Eigenvalues and Eigenvectors

Does anyone know a site that provides an algorithm for finding this(eigenvalues).

What I am trying to do: Compute the eigenvalue(s) of an n x n matrix.


Questions: If lambda = x then det(A-xI)=0, How do I make a matrix multiply and and subtract nonreal numbers in excel. So if I have a 4x4 matrix by using det(A-xI)=0 I will get an equation that looks like ax^4+bx^3+cx^2+dx+e=0 where a, b, c, d, e are some "real numbers". But how do I make excel spit that out? Is this possible in excel?

Alternative ways of producing eigenvalues?

Math is not my issue, I just don't know what excel can and cannot do, and how to do it. YET!

It's been 10+ years since I was in college, so I had to dig out my diff equations text to remind myself what eigenvalues and eigenvectors are.

As you no doubt know, eigenvalues are the roots of a polynomial equation as you described. The most obvious utility for finding roots of polynomials in Excel is the Solver utility. Solver uses the Newton-Raphson method solve various types of problems. Basically you will set up a spreadsheet to calculate y=f(x) at some x. Then ask Solver to find an x that corresponds to y=0.

A couple of issues. I've never used complex numbers in Excel. If you only need real solutions, I doubt you'll have any trouble. However, if you do need complex solutions, Excel does have several functions for doing basic operations with complex numbers (most of these functions begin with IM...(). See Excel Help's list of Engineering functions). There's a good chance you'll be able to get Excel/Solver to find complex solutions as well.

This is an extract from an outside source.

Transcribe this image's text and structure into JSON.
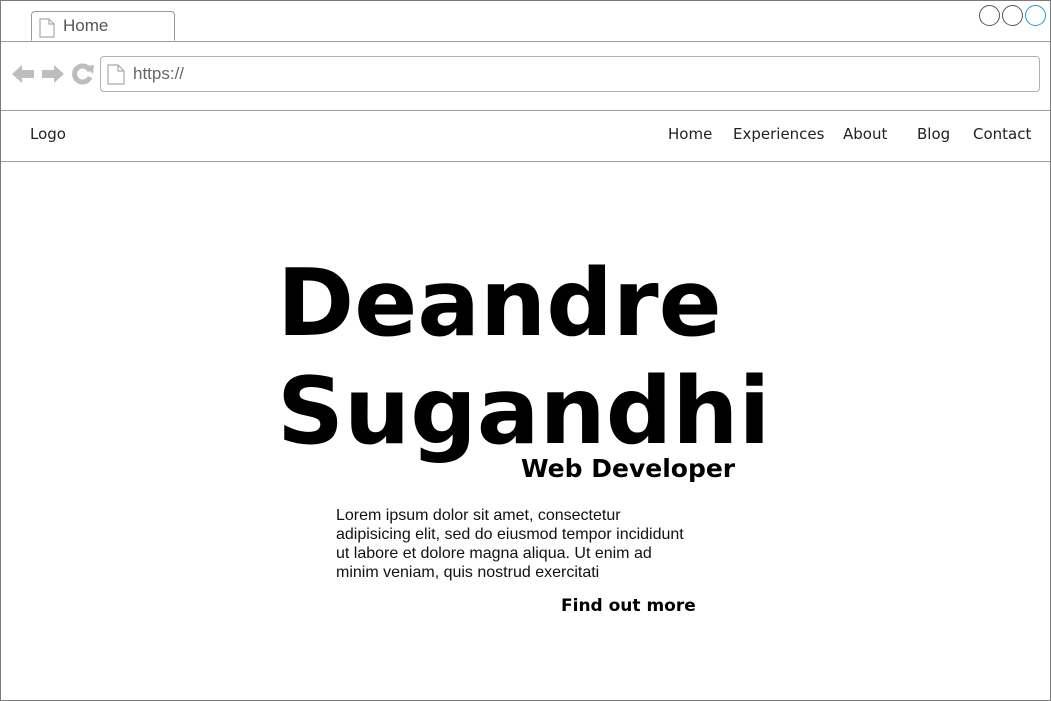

2nd issue: Do you want to find an eigenvalue or all of the eigenvalues? One of the problems when using numerical methods to find roots of polynomials (and higher order polynomials require numerical methods to get the roots) is knowing when you have found all of the roots, especially when multiple order roots exist. In the case of a 4th order polynomial like you've proposed, there are 4 roots. If I start with 4 different initial values and I converge on 4 unique solutions, obviously I know I've found all four solutions. However, if I start with 4 different initial values, and the algorithm converges on 2 unique solutions, how do I know if either or both of those is a multiple order root, or, put another way, how do I know I have found all of the solutions?

Excel doesn't have a built in utility that will know this for you. You, as the programmer, are going to have to devise an algorithm that will tell you if you've found all the roots. I don't know how familiar you are with numerical methods, or implementing numerical methods on computers. If you're not familiar with these kinds of algorithms, I would suggest you find a good numerical methods text that will help with these kinds of issues.

Once you have the eigenvalues, obtaining the eigenvectors should be straightforward.